Sunday, February 26, 2012

Bluffing Line Count and why it's still useful

I'll take it as a given that every developer knows that line count is a problematic metric. You know you got problems when someone with power thinks that "Homer did twice as much work because he wrote twice as many lines". Why is line count so unreliable? Here are some reasons to get started:
1.       Significant lines vs. raw, i.e. whitespace, comments, brackets on new-line
2.       New code (creates lots of it) vs. production bug update (5 hours to fix 1 line)
3.       Generated files (proxies, designer) or massive code generation
4.       Copying 1000 lines from open-source online (algorithm works, so low risk, but you've added a lot of code)
5.       Complexity of code, i.e. a 20-line algorithm may be more work than 1000 line of casual UI and data hookup.
However, if you're trying to coordinate more than 10 developers, and you have no other metric, line count still has some value because it quickly tells you something is going on. (i.e. the "something is better than nothing" philosophy.) You've got to look at the trends, not the absolute values.
·         It's useful to know if your team's average developer produces 500 lines of code (LOC) per week (of course this varies from team to team), then seeing someone produce either 50 or 5000 should catch your attention.
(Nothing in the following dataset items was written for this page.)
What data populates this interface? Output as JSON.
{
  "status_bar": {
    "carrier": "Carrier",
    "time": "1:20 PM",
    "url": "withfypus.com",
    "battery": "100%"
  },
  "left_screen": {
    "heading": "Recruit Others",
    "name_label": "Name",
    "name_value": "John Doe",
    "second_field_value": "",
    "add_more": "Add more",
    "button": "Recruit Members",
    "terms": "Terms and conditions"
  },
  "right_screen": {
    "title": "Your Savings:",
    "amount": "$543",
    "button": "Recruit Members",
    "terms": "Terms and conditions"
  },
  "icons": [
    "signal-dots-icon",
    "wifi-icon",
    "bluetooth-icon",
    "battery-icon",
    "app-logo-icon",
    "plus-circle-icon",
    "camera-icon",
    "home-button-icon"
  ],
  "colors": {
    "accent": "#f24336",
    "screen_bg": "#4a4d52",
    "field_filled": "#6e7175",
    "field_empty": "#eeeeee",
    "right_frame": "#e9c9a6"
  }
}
Sure, there may be a good reason, but you at least want to be aware of what that reason is. Is the guy generating 5000 massively copying and pasting code, re-inventing the wheel for quick-to-write utility code, or using a passive code-generator instead of your team's ORM framework? Is the guy only doing 50 not checking anything in, and waiting to surprise the team with 4 weeks of work the day before code freeze for one "glorious" check-in?
·         Line count is ubiquitous and everyone can understand it.
·         Line count is very cheap to calculate; many tools can provide this.
·         Line count is the basis for two more relevant metrics: code churn, which tells you how many lines per file is changing per changeset (and hence per developer), and code duplication (I personally love Simian for this).
·         You can also write reports splitting line count by file name to see the ratio of business, entity, data-access, unit test, UI, etc… For example, is someone checking in 1000 lines of business logic, but with zero unit tests? It's something worth investigating.
You cannot reduce an art like code craftsmanship to auto-generated metrics. But the metrics do offer clues to what is going on.  It's good to be aware, but never judge a developer on metrics alone.